Maksi Muswolo  (44) menyambut kami dengan sangat ramah. Dia merupakan kawan akrab dari Don Bosco, guide kami selama di Flores. Maksi, begitu sapaannya, juga merupakan putra Mausalaki atau Kepala Suku di Kampung Saga. Jika masuk menjelajah ke Kampung Saga bersamanya, dijamin aman karena dia adalah putra orang terpenting di kampung  itu. Biasanya juga Maksi merupakan guide utama jika ada wisatawan berkunjung ke Kampung Saga.

Maksi langsung mengajak kami memasuki area Kampung Adat Saga. Kami berjalan kaki di tengah terik siang. Sebuah gapura bertuliskan “Welcome to  Saga Village” menyambut  kami. Jalanan naik, terus mendaki, tapi begitulah jalan yang akan mengantarkan kami menuju area utama kampung.

Persawahan bertingkat di Detosuko.  Ditemui di jalan dari Kelimutu.
Selamat datang di Kampung Saga! Gerbang ke kampung penjaga tradisi Suku Lio.
Rateh, kubur duduk khas Suku Lio. Sudah jarang digunakan.

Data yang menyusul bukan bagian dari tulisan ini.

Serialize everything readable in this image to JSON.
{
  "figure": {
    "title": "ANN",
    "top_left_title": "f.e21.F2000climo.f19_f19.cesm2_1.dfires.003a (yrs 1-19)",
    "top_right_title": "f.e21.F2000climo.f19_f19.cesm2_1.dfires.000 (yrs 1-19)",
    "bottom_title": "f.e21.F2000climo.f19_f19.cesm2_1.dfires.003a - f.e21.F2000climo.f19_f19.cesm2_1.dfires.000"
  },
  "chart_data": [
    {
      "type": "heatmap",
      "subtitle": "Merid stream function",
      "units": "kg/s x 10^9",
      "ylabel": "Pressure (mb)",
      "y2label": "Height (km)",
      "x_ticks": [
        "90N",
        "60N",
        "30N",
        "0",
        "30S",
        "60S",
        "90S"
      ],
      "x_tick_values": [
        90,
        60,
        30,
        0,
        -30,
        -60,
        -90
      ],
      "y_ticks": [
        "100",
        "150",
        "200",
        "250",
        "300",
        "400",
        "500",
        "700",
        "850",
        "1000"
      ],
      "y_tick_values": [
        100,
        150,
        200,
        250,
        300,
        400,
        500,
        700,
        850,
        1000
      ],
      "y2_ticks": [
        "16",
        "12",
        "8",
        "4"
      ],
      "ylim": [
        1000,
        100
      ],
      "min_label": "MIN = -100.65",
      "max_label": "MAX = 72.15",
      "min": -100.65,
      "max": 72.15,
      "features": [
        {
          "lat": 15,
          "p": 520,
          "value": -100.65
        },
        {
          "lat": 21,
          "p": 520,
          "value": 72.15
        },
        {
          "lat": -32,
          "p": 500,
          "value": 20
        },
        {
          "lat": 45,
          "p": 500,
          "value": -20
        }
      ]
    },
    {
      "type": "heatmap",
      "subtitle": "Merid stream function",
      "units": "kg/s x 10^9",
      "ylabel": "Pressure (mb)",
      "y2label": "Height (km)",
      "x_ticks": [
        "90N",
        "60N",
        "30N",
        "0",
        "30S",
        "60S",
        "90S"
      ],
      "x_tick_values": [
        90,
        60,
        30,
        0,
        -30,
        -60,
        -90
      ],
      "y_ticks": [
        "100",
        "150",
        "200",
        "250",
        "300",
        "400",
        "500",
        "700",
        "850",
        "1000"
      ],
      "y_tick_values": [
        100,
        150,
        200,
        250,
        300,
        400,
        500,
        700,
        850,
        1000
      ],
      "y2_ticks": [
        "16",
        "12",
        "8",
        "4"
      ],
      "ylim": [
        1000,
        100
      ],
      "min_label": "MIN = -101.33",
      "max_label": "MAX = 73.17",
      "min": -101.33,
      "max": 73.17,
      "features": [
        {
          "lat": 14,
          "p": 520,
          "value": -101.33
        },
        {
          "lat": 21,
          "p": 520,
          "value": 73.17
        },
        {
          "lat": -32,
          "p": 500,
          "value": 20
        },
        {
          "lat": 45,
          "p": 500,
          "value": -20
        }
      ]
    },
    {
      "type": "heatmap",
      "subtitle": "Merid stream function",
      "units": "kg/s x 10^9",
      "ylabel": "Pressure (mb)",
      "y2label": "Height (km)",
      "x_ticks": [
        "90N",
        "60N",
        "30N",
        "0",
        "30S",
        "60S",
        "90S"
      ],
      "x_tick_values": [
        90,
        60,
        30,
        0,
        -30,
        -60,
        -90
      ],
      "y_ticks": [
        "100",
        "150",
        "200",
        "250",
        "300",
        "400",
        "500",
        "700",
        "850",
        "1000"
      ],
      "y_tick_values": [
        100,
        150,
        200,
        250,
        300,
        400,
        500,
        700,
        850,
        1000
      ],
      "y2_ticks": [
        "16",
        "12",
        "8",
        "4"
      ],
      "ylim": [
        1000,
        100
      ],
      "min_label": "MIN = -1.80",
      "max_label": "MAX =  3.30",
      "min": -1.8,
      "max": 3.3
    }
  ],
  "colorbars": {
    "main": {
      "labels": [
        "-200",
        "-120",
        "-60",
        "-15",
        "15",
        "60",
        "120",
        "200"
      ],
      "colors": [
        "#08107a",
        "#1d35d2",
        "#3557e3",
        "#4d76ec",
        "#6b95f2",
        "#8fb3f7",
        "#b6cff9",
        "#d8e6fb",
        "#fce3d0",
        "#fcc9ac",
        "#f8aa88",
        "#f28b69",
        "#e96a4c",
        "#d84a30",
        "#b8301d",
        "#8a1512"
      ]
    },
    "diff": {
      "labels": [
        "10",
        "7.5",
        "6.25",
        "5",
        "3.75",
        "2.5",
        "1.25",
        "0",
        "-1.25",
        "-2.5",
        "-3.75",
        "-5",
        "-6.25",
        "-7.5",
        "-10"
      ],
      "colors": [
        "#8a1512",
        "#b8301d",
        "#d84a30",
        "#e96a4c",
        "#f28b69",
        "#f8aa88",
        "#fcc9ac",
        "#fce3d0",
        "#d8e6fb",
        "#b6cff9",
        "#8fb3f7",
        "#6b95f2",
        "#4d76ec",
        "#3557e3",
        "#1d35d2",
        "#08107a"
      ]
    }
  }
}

Seorang Ibu dan kedua putranya menyapa akrab ketika kami melintasi rumahnya. Sebuah sambutan yang sangat ramah dari Kampung yang belum cukup dikenal oleh wisatawan yang berkunjung ke Flores. Wisatawan biasanya lebih ‘diarahkan’ menuju Wologai, Wolotopo, Moni apabila ingin melihat kehidupan khas Etnis Lio.

“Saya sangat senang ada wisatawan, terutama asal Indonesia, yang datang ke kampung Saga karena belum banyak memang yang tahu kampung ini. Bule yang datang juga biasanya karena diarahkan guide yang jadi kenalan saya.” ungkap Maksi yang pernah menjadi guide selam di Kep. Seribu dua belas tahun lalu.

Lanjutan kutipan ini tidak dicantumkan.